I have the following snippet of prolog code:
num(0).
num(X) :- num(X1), X is X1 + 1.
fact(0,1) :-!.
fact(X,Y) :- X1 is X-1, fact(X1,Y1), !, Y is Y1 * X.
fact(X) :- num(Y), fact(Y,X).
Can somebody please explain why the following command causes a stack overflow? Thanks in advance.
fact(6).
The reason why fact(6) does not terminate can be found in the following failure-slice:
?- fact(6).num(0) :- false. num(X) :- num(X1), false,X is X1 + 1. fact(X) :- num(Y), false,fact(Y,X).
Because this fragment does not terminate, also your original program does not terminate. Note that the non-termination is independent of the definition of fact/2! At best, your program might succeed, but it will never (finitely) fail.
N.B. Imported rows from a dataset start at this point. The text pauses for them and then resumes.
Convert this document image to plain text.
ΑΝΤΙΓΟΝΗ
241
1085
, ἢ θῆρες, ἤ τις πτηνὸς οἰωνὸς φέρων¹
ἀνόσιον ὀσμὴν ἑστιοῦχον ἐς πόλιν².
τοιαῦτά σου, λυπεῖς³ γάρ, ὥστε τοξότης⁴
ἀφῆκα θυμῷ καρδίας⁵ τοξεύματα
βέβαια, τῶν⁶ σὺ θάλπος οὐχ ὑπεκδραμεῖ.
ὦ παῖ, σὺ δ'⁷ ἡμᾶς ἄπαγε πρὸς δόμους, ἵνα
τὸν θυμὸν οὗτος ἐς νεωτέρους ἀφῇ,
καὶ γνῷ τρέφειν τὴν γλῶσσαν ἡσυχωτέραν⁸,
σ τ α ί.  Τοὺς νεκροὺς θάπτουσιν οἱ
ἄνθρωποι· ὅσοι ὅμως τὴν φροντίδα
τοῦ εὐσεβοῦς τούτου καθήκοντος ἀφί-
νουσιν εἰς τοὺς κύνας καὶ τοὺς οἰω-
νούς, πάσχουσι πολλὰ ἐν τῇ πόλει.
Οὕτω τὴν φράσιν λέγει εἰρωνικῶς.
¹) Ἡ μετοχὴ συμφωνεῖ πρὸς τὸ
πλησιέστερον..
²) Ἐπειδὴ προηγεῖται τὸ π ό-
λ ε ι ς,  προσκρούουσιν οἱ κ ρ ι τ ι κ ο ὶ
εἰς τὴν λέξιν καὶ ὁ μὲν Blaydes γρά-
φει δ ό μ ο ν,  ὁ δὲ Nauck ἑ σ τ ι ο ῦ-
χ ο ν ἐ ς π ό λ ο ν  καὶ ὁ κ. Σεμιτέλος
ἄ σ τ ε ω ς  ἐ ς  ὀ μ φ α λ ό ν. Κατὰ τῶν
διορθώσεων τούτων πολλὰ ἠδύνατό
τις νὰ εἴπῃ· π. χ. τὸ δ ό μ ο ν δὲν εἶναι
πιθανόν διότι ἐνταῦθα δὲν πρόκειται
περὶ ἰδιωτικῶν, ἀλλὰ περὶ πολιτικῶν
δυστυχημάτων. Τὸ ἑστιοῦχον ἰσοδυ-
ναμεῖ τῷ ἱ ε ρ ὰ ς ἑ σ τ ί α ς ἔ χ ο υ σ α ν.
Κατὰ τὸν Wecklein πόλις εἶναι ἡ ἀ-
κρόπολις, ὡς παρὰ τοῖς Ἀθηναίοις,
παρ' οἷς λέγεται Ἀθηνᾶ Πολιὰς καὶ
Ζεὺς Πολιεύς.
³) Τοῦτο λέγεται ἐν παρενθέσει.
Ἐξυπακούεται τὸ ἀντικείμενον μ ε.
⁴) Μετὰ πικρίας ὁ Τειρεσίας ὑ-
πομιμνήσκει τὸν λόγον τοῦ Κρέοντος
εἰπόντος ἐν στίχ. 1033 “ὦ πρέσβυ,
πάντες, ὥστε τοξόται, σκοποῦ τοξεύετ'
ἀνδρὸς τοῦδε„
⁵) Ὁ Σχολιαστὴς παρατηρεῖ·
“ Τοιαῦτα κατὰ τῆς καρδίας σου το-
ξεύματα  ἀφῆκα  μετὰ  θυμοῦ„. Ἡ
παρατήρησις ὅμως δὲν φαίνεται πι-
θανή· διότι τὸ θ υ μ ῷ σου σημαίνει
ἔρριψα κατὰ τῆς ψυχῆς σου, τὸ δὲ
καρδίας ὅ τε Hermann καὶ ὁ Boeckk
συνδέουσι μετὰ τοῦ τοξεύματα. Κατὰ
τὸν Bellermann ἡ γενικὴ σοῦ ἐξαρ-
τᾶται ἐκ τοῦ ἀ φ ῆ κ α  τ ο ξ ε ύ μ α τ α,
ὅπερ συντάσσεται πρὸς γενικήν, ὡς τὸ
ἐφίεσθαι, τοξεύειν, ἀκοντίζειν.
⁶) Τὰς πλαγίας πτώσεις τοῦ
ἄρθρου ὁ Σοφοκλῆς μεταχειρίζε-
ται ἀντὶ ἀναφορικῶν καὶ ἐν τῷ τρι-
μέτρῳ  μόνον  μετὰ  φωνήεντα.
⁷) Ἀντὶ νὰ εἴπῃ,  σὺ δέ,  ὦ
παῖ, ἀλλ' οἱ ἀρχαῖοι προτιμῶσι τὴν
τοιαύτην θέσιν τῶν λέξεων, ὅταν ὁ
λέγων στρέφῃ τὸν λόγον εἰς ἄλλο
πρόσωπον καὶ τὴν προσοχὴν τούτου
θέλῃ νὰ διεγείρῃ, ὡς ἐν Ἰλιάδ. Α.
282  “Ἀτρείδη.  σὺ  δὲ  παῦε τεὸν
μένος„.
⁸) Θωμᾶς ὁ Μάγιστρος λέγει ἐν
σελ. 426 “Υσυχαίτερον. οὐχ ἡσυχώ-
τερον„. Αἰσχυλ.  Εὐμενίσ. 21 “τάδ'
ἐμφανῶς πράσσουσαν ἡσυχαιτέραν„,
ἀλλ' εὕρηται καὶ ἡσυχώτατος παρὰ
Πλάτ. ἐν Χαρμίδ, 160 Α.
Consider to use another definition of fact/2, which terminates also for fact(N, 6).
First, looking at the rules
num(0).
num(X) :- num(X1), X is X1 + 1.
the predicate num(Y) will be immediately valid for Y = 0.
Thus the rule
fact(X) :- num(Y), fact(Y,X).
can be simplified as
fact(X) :- fact(0,X).
that will find a match for fact(0,1). For X = 6, what happens instead is, as no rule defines a predicate for fact(0,6), a search is started with fact(-1,V1), followed with fact(-2,V2) etc... until a match occurs for a fact(-value, Var) where the local result would be the Var found.
This cannot happen, and an infinite loop consumes the whole stack, until an error is triggered.